Thicker Than Blood (Thicker Than Blood #1)(63)



“Four years of ballet,” I said tersely. “Two years of modern dance, six years of hip-hop, and three years of Zumba, Eve. Remember? You took the classes with me. I can dance.”

“Classes, Leisel, classes! This isn’t a class full of girls and women, this is you wearing next to nothing and dancing in a cage for an audience of men! You couldn’t even take your clothing off at the gates without having a panic attack!”

I sighed noisily. Yes, this was much different from anything I was used to, or comfortable with, for that matter. But Liv had assured me that I wouldn’t be naked, not that I trusted that seedy woman in any way, and that the cage dancers were just that, dancers. As long as Evelyn and I made sure to have our property brands completed before we began working, a tattoo that would be identical to the one Alex was currently getting, no man could touch either of us without Alex’s permission. Considering the way Alex was acting—refusing to look at me, and his expression murderous—I didn’t foresee it being a problem. Him selling me to another man, that is.

“We don’t have a f*cking choice,” I spat out, increasingly agitated with her incessant mothering. “This place isn’t exactly a pillar of women’s rights!”

“Who are you?” she shouted, her face suddenly far too close to mine. “What is with this split personality disorder? One minute you’re cowering, the next you’re killing infected, the next you’re crying, and then you’re willing to dance for men? I don’t know you, Leisel. I don’t know this person and I don’t understand it!”

“I’m doing what I have to!” I screamed. Without thinking, I slapped my hands against her chest and shoved her backward. “I’m trying to adjust! I’m trying, Eve, I’m trying!”

“I don’t want you to adjust!” she cried, and shoved me back. I caught myself before I could fall, and when I raised my head to glare at Evelyn, I found tears forming in her big blue eyes. “You were fine the way you were!” she continued shrilly. “You were caring and sweet, the only truly good person left in this world!”

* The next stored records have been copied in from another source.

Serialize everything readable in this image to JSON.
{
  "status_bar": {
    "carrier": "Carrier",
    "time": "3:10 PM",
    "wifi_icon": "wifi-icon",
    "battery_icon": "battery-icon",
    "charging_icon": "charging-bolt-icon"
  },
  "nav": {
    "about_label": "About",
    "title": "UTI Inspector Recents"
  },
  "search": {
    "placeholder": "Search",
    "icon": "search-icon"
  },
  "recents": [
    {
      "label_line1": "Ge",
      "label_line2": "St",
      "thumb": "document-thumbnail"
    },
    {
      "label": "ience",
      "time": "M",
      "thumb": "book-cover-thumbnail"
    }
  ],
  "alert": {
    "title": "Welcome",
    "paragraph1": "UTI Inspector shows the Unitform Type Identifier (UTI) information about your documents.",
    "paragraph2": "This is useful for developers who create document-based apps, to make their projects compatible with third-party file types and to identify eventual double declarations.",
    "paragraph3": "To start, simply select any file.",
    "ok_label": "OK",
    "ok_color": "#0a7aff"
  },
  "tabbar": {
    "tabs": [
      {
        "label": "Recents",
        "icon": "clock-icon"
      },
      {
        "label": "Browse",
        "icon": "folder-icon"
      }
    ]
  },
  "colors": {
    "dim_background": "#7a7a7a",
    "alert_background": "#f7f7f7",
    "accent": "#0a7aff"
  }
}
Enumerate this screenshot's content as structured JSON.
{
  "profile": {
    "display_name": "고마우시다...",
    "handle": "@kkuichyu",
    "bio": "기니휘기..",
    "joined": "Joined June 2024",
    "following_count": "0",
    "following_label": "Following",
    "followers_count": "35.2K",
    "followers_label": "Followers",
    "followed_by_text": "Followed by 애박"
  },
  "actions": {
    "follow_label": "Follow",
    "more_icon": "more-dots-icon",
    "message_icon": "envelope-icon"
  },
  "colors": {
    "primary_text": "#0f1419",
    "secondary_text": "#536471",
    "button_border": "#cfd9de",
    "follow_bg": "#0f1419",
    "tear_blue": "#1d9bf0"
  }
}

“I wasn’t fine!” I yelled, the sight of her tears causing my own to fall. “I was weak, I was weak and stupid, and because of that I ended up married to a man like Lawrence! He knew it, he could see it in me, see that I was a doormat he could walk all over. I don’t want to be a doormat anymore, Eve, I want to be strong! I want to be strong like you are.”

People were beginning to stop and stare, openly gawking at Evelyn and me as they passed us in the hallway. The building we were in was a smaller one, full of what looked to have once been managerial offices. Now they were separate places of business. Evelyn and I were currently standing outside a door laughably marked Branding.

“I used to wish you were stronger,” Evelyn whispered raggedly, drawing closer to me. “And then…now…it’s like I don’t know who I am if I don’t have to worry about you. What is my purpose here, Lei, if I have no one to take care of?”

Despite her tears and her now quiet tone, her eyes were wild, frenzied even. I’d thought her mood swings had calmed some, but it seemed as if the past week might have been the calm before the storm, a storm that was only just beginning to brew.

“Oh, Eve,” I whispered, reaching for her. As I took her into my arms, hugging her fiercely, two men passed by, slowing down at the sight of us. Both of them wore sickly smiles; one of them winked and the other waggled his eyebrows. Disgusted, I buried my face into Evelyn’s shoulder.

How easily the world had reverted to what it once was, where men lorded over women and treated them as if they were little more than cattle. In a way, the new world was much like the old West, full of gun-toting cowboys, danger at every turn, and where a woman was only safe if she was spoken for. If not, she was fair game.

I should be grateful Evelyn and I had Alex, and I was, yet I couldn’t help the anger that followed in its wake. Anger, because I shouldn’t have to feel this way, and because of how far we’d come as a nation, only to lose it all in only four short years.

“We’re safe now,” I said soothingly. “We have electric fences and an entire army keeping the infected out. We have Alex protecting us. You don’t have to be strong at the moment, Eve, you can take a breath. You can take a hundred breaths.”

My words were kind, and as genuinely spoken as I could muster given our current circumstances. I hoped that Evelyn was too upset to hear the doubt I felt, that she wouldn’t pick up on the little white lies laced between the truths. Because we weren’t safe, not really. Safety was now a thing of the past, a wish on a star, the kind of dream you never wanted to wake from. In this waking nightmare of ours, anything could happen. Alex could die, leaving us alone, two women ripe for the plucking once more. Or the infected could come, too many for these gates to hold at bay, and then this somewhat safe haven would fall, leaving us as food for the infected, or again lost to the big, wide open.

“You’re right.” Evelyn pulled out of our hug, sniffing and wiping the tears from her cheeks. “I’m being ridiculous. It’s probably that time of the month.” She attempted a smile and I attempted one back, but our facades quickly evaporated once the door beside us opened, revealing a very pissed off Alex.

He held up his wrist, revealing his branding. Two identical As in bold lettering had been inked into his skin with two circles surrounding them.